Christmas Star: Jupiter and Saturn convergence is the closest in 800 years


ROCHESTER, N.Y. (WROC) — The last time these two planets came this close was about 800 years ago.

“We looked it up,” said Steve Fentress, Director of the Strassenbuurg Planetarium at the Rochester Museum and Science Center. “March 4, 1226.”

This phenomenon specifically is Jupiter and Saturn, which Fentress describes as two very bright planets in the night sky, are appearing extremely close to one another. Though that number is relative.

“They are just aligned in space,” Fentress said. “Saturn is about 450 million miles away from Jupiter.”

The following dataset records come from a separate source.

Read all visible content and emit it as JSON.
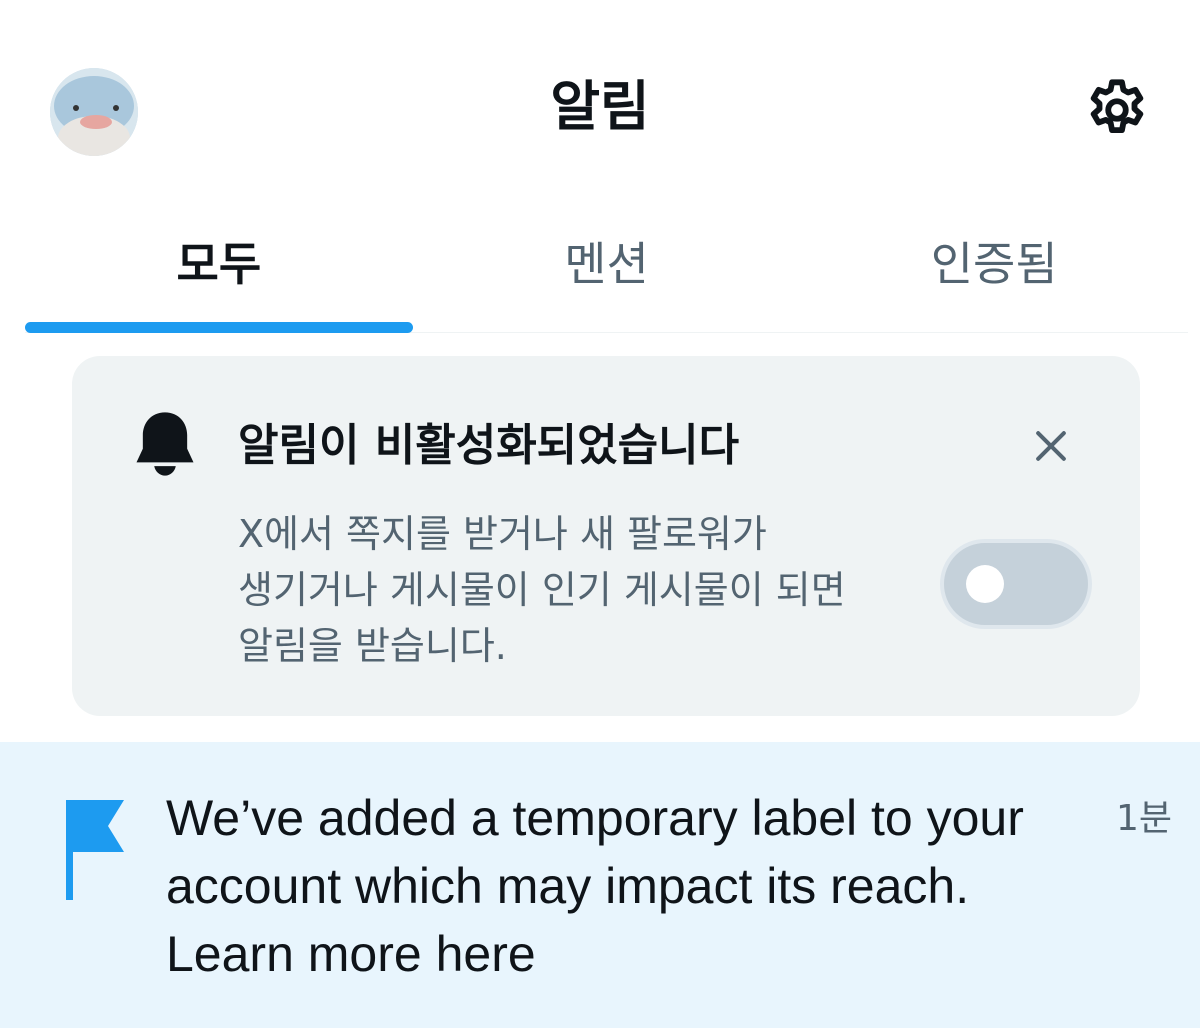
{
  "header": {
    "title": "알림",
    "avatar_icon": "dolphin-plush-avatar",
    "settings_icon": "gear-icon"
  },
  "tabs": [
    {
      "label": "모두",
      "active": true
    },
    {
      "label": "멘션",
      "active": false
    },
    {
      "label": "인증됨",
      "active": false
    }
  ],
  "banner": {
    "icon": "bell-icon",
    "title": "알림이 비활성화되었습니다",
    "body_lines": [
      "X에서 쪽지를 받거나 새 팔로워가",
      "생기거나 게시물이 인기 게시물이 되면",
      "알림을 받습니다."
    ],
    "toggle_on": false,
    "close_icon": "close-icon"
  },
  "notification": {
    "icon": "flag-icon",
    "lines": [
      "We’ve added a temporary label to your",
      "account which may impact its reach.",
      "Learn more here"
    ],
    "time": "1분"
  },
  "colors": {
    "accent": "#1d9bf0",
    "text_primary": "#0f1419",
    "text_secondary": "#536471",
    "card_background": "#eff3f4",
    "notification_background": "#e8f5fd"
  }
}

More accurately, since planets in our solar system follow a generally elliptical path, the convergence we see is that more that those two planets are aligning in our viewing path. Fentress says that Jupiter passing Saturn happens about every 20 years, but what makes this year special is how close they are.

Fentress says that unless you have a telescope, binoculars, or “really good eyesight,” you won’t be able to tell the two planets apart in the night sky. That will change starting tomorrow night, so the viewing window is small.

Fentress says that the best time and method to view the “Christmas Star” — if you can through the cloudy skies tonight — is to look low in the southwestern sky. The planets will look like a single, bright star.

Provided by Douglass Kostyk

If you looked earlier or later this week, Jupiter will look a big bright star, whereas Saturn will look like a dimmer dot.